The accident led to discussion about high aviation insurance costs, as there was only one airline in the Netherlands.

==Investigations==
A statement from Albert Plesman regarding to the accident was published in July 1925.

French aviation was asked to lead the investigation into the accident and a Direction des Services de la navigation aérienne was formed. Their report was finalized in the second half of July 1925.

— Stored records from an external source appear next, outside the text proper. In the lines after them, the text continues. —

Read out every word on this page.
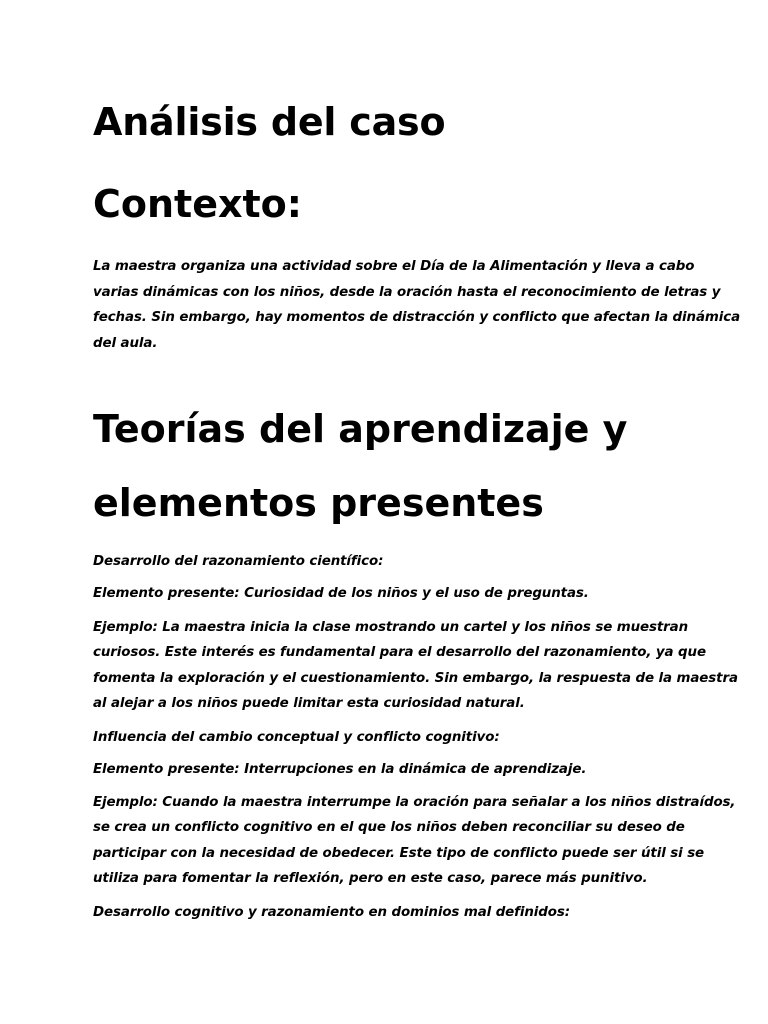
Análisis del caso
Contexto:

La maestra organiza una actividad sobre el Día de la Alimentación y lleva a cabo
varias dinámicas con los niños, desde la oración hasta el reconocimiento de letras y
fechas. Sin embargo, hay momentos de distracción y conflicto que afectan la dinámica
del aula.

Teorías del aprendizaje y
elementos presentes

Desarrollo del razonamiento científico:

Elemento presente: Curiosidad de los niños y el uso de preguntas.

Ejemplo: La maestra inicia la clase mostrando un cartel y los niños se muestran
curiosos. Este interés es fundamental para el desarrollo del razonamiento, ya que
fomenta la exploración y el cuestionamiento. Sin embargo, la respuesta de la maestra
al alejar a los niños puede limitar esta curiosidad natural.

Influencia del cambio conceptual y conflicto cognitivo:

Elemento presente: Interrupciones en la dinámica de aprendizaje.

Ejemplo: Cuando la maestra interrumpe la oración para señalar a los niños distraídos,
se crea un conflicto cognitivo en el que los niños deben reconciliar su deseo de
participar con la necesidad de obedecer. Este tipo de conflicto puede ser útil si se
utiliza para fomentar la reflexión, pero en este caso, parece más punitivo.

Desarrollo cognitivo y razonamiento en dominios mal definidos:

The Rijksluchtvaartdienst (“Rijksstudiedienst voor de Luchtvaart” at the time) led by ir. Van Ewijk also made a report about the accident. The KLM also made report by dr. Groeneveld Meyer and ir. Behagen.

==Crash site location==
In most sources the location of the crash site is listed incorrectly. Landrecies, a town 30 kilometres away is often mentioned as the crash location. However, after investigation by amateur aviation historian Herman Dekker in 2006 including conversations with the local authorities, it turned out that the entire Forêt de Mormal, including the crash site, is located in the municipality of Locquignol.

==Pilot and passengers==
There were four people on board: the pilot and three passengers.
- H. Klunder (born 16 March 1893 in Rotterdam), the pilot. Klunder came from the “Luchtvaart Afdeling” (LVA) of Soesterberg. On 22 June 1925 had fulfilled the six-month examination and was approved. He was cremated at Westerveld cemetery.
- Jhr. L.P.A. van Brandeler (born 28 March 1888 in The Hague) lived in Domburg. He was an official of the Public Prosecution Service in Zeeland.
- .T.J. Labouchère. He lived in Vogelzang. He was director of an export company in The Hague. He was destined to succeed his father as director of De Porceleyne Fles in Delft. He was buried at Westerveld cemetery.